LV-METRIC and MT were independently applied for quantification of LV EF and volumes on consecutive patients that underwent CMR (1.5 T) between June-November, 2007. Processing times were recorded. Quantification was based on endocardial border delineation of consecutive short axis SSFP images throughout the LV (slice thickness 6 mm, gap 4 mm, typical spatial resolution 1.9 × 1.4 mm). Through-plane aortic valve phase contrast imaging was performed on a subset (n = 65) of patients for independent confirmation of LV stroke volume. No patients were excluded based on clinical characteristics; the only exclusion criteria were cardiac arrhythmias or image artifacts that prohibited MT (6.7% patients).

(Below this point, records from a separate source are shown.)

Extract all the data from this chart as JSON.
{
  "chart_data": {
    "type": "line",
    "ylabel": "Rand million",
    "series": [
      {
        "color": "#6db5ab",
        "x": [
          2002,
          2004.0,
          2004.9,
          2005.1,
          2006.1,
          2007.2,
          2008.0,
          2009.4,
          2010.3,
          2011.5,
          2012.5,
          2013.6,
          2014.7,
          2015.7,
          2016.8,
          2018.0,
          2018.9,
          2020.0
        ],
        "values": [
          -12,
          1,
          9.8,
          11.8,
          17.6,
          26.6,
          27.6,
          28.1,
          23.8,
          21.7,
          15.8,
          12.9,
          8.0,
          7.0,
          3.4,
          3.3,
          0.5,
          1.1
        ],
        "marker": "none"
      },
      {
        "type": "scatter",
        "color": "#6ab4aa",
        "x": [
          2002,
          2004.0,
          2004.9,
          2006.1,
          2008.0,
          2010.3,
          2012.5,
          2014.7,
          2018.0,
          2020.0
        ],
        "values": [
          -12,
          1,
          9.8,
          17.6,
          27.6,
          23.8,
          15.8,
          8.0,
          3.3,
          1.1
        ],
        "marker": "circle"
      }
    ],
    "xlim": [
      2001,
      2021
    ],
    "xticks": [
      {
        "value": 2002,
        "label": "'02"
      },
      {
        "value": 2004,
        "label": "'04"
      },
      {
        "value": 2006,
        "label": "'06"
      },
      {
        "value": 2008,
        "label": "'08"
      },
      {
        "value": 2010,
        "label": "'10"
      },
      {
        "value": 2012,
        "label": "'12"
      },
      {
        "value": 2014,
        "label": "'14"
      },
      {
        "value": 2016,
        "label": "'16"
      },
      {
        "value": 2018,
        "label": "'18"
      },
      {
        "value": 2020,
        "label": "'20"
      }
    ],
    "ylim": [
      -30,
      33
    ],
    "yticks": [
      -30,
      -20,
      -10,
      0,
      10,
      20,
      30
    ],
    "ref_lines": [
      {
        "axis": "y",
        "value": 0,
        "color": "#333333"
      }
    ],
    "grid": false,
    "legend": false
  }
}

The study population was comprised of 151 patients (54 ± 14 yo, HTN 40%, DM 23%, CAD 34%). LV-METRIC was successful in all patients; average processing time was 22 seconds for LV-METRIC and 4 minutes 59 seconds for MT (p < 0.001). An example segmentation is shown in Figure 1, where MT is depicted in Fig. 1a, and LV-METRIC in Fig. 1b. Voxel blood content color labels for LV-METRIC are also illustrated. LV EF based on LV-METRIC was, on average, within 2 percentage points of MT irrespective of whether partial voxel (-2.0 ± 2.3%) or full voxel (0.6 ± 2.3%) computation was used (Table 1). LV volumes yielded by LV-METRIC were smaller than MT. Mean end-diastolic and end-systolic volumes in LV-METRIC measurements with partial voxel interpolation were 25.7 mL and 14.3 mL smaller than MT measurements, respectively. Full voxel computation yielded less drastic differences, with diastolic volumes smaller by 4 mL and systolic volumes larger by 1.4 mL. All EF and volumetric differences between LV-METRIC and MT were significant (p < 0.001). Correlations for cavity volumes, global stroke volume, and ejection fraction were high (all R2 > .95). Both LV-METRIC and MT similarly agreed with phase contrast (all differences p < 0.05); Although volumetric stroke volume by MT was, on average, similar to PC (Δ5.9 mL), there was substantial variance between the two techniques (SD ± 13.4 mL). Similar differences were evident when comparing PC and LV-METRIC with (6.2 ± 14.2 ml) or without (-3.9 ± 14.7 ml) partial voxel interpolation.
Among a broad population of consecutive patients, LV-METRIC, a novel automated CMR segmentation algorithm, provides highly accurate quantification of LV ejection fraction and volumes with a marked reduction in processing time vs. MT. Both LV-METRIC and MT provide similar agreement with an independent standard of phase contrast imaging.